Despite protests from Japanese Americans, the Glendale City Council has approved a memorial to comfort women at Glendale Central Park, reports the Press-Telegram.
Koreans have long contended that 200,000 women of Korean, Chinese, Taiwanese, Filipina and Dutch descent were forced into sexual slavery by the Japanese military during World War II. But Japan has long countered the women were prostitutes.
“We’re taking a meaningful step to show our moral support, sense of camaraderie, and our sharing of the pain that our Korean American brothers and sisters feel about this issue,” Council Member Zareh Sinanyan said.
“I don’t see this as designed to be a monument to shame Japan,” Laura Friedman added. “What happened to those girls was a tragedy, and that’s what this monument is about.”
About a dozen Japanese Americans spoke out against the monument.
“Comfort ladies were nothing more than prostitutes,” Yoshi Miyake said. He warned the monument would “bring out hate crimes and conflict.”
Many expressed surprise that so many Japanese Americans came out to oppose the monument.

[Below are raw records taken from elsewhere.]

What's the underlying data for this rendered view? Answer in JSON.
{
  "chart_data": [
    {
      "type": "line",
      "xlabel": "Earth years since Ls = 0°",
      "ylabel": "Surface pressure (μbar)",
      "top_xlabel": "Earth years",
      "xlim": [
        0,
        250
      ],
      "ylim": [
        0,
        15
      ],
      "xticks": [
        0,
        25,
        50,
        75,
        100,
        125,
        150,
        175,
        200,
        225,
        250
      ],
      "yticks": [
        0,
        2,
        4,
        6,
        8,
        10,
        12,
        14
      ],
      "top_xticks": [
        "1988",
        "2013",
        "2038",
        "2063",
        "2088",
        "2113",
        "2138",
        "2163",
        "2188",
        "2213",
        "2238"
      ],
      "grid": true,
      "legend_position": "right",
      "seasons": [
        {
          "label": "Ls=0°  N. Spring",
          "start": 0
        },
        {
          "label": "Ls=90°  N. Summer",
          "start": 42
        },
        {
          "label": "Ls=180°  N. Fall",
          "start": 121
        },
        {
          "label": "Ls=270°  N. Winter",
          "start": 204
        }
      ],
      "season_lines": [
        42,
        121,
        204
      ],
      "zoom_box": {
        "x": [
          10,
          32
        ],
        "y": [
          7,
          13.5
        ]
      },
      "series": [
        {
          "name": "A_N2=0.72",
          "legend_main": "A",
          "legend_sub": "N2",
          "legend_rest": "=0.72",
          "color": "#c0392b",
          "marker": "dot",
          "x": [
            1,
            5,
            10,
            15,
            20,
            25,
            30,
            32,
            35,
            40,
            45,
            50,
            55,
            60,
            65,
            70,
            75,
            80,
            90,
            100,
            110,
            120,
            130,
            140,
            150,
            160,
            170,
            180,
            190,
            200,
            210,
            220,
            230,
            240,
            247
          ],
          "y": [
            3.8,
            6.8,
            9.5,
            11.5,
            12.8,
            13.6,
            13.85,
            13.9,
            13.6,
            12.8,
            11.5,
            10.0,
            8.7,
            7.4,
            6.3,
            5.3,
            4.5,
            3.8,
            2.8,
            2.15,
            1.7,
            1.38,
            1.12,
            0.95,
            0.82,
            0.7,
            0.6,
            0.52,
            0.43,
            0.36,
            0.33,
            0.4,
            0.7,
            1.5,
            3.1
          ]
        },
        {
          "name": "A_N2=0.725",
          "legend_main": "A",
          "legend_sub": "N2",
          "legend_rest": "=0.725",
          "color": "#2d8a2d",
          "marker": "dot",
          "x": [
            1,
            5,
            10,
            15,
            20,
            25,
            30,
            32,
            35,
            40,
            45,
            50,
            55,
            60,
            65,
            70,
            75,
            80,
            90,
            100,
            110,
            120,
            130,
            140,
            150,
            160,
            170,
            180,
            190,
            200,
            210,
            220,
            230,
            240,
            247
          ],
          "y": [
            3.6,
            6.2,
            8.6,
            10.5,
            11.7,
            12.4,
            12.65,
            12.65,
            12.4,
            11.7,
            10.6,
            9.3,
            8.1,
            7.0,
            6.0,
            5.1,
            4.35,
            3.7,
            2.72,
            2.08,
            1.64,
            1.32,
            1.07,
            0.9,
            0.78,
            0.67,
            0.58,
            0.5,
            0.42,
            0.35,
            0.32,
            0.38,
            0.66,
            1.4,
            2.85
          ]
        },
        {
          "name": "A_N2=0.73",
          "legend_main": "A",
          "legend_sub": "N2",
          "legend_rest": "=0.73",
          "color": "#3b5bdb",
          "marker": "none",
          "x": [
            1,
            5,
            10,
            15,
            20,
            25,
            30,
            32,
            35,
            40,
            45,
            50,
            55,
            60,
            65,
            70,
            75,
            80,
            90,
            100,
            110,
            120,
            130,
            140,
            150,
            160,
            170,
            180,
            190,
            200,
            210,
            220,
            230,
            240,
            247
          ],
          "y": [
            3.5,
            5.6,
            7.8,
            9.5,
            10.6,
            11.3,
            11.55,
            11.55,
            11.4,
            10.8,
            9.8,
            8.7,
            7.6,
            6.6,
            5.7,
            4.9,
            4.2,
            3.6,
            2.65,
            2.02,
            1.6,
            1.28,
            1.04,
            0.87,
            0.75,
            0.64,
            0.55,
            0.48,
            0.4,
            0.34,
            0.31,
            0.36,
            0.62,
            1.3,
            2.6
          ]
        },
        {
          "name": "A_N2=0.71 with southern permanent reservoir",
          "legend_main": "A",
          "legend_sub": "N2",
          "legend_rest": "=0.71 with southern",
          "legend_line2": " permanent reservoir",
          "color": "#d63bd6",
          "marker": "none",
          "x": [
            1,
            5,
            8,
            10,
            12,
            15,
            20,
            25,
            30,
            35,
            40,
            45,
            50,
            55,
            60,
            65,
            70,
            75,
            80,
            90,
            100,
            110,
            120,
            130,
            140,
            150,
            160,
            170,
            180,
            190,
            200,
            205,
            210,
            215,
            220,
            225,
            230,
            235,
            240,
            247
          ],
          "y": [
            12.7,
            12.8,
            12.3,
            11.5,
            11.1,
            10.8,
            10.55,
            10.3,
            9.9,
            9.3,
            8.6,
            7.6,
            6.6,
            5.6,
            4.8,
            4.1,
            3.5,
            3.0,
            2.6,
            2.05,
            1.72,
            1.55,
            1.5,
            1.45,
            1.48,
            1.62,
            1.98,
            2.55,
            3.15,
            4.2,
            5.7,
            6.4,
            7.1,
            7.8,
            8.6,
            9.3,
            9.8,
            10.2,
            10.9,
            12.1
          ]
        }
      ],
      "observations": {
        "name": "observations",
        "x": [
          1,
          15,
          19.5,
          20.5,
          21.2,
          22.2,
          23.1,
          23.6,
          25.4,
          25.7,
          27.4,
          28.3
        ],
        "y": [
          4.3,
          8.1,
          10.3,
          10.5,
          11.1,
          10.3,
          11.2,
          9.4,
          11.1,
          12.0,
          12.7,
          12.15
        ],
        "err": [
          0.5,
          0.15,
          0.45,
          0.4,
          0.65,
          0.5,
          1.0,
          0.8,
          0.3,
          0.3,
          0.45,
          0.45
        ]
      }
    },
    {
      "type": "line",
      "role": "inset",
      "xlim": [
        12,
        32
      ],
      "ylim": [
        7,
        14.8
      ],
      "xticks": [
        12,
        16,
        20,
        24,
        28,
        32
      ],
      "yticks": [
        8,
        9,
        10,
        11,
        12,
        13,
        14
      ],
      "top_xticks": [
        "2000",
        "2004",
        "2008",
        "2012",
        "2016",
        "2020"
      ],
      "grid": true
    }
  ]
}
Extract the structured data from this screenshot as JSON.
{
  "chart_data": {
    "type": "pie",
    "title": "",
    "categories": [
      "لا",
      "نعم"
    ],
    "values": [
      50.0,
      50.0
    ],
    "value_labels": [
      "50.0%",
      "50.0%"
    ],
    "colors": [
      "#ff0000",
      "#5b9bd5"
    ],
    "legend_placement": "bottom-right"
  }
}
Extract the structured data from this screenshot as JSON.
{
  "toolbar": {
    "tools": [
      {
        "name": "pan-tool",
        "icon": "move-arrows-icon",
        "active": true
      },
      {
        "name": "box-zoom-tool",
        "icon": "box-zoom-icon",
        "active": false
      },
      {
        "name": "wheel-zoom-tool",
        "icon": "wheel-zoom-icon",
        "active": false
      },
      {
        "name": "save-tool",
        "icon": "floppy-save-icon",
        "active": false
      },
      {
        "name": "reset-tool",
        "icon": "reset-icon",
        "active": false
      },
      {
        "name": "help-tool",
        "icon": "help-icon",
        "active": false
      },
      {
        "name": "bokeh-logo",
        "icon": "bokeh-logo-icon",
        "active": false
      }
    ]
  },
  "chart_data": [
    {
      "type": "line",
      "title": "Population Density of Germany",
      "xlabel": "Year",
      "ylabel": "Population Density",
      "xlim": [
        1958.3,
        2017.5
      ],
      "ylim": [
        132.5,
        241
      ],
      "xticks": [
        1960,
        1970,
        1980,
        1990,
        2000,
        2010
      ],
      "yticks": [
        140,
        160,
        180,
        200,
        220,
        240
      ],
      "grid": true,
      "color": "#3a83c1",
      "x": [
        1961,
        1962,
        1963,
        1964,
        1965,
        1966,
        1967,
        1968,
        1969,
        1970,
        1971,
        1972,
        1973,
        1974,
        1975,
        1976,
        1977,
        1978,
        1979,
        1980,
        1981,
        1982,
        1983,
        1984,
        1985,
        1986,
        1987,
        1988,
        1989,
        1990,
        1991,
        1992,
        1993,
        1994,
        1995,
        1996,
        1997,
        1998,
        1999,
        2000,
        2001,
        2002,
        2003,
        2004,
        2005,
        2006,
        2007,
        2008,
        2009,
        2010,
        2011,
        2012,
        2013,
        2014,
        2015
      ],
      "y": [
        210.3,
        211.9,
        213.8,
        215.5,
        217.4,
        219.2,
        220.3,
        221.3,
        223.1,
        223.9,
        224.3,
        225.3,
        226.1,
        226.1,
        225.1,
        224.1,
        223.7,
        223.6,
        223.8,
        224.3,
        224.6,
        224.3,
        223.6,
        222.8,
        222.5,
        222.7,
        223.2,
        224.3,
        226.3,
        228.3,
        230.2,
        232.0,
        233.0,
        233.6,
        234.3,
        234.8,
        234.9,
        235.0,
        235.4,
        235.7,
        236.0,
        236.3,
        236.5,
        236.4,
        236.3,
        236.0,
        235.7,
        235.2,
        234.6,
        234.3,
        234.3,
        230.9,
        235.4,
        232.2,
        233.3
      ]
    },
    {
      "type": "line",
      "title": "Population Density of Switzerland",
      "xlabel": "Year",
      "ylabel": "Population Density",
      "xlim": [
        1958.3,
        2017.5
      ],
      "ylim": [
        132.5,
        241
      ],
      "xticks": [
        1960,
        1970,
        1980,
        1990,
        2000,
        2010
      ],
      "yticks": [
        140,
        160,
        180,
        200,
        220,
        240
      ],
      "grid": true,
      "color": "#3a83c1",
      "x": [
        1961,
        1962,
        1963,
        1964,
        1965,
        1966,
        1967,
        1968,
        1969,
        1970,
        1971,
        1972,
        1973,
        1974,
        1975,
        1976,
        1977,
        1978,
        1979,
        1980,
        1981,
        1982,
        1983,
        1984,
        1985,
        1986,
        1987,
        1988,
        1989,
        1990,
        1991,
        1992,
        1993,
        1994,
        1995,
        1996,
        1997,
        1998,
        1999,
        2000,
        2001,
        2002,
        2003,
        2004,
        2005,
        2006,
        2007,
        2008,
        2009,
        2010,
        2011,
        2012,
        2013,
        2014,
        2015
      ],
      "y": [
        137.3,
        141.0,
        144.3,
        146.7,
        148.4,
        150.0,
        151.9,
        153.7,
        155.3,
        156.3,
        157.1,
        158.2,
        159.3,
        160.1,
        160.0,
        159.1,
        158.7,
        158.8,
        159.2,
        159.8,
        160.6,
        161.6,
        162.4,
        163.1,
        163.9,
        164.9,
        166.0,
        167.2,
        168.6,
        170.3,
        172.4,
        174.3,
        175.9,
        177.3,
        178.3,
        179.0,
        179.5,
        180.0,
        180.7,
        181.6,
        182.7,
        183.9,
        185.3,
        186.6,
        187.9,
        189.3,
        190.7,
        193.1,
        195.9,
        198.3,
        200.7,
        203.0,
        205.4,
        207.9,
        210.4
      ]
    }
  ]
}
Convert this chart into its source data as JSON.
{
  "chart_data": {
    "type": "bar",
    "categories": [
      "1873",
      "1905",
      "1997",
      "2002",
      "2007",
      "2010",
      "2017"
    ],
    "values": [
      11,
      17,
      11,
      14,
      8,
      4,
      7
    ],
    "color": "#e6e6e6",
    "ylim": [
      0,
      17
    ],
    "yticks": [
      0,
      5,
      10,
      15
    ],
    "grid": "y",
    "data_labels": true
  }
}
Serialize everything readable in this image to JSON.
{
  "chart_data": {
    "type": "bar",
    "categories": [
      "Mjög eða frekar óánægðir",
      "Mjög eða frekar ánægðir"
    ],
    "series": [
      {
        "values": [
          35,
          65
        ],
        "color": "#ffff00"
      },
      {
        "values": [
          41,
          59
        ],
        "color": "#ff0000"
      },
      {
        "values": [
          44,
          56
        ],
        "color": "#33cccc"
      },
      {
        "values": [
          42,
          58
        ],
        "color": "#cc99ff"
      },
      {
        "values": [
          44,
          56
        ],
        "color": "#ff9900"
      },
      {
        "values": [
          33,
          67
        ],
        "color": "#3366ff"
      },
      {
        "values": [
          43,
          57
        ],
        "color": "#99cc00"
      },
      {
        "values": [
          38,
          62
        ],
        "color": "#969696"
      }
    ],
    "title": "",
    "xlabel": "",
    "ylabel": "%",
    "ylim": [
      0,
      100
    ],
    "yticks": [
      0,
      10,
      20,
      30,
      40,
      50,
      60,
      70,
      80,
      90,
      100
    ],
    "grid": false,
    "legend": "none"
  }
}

Alex Woo, president of the Korea Glendale Sister City Assn., said he never expected so much opposition from local Japanese-Americans to the monument.
“This was not meant to humiliate or to shame them. It was not to do any of that. It’s about us learning from this experience so it doesn’t happen again,” Alex Woo, president of the Korea Glendale Sister City Assn., said to the Glendale News Press.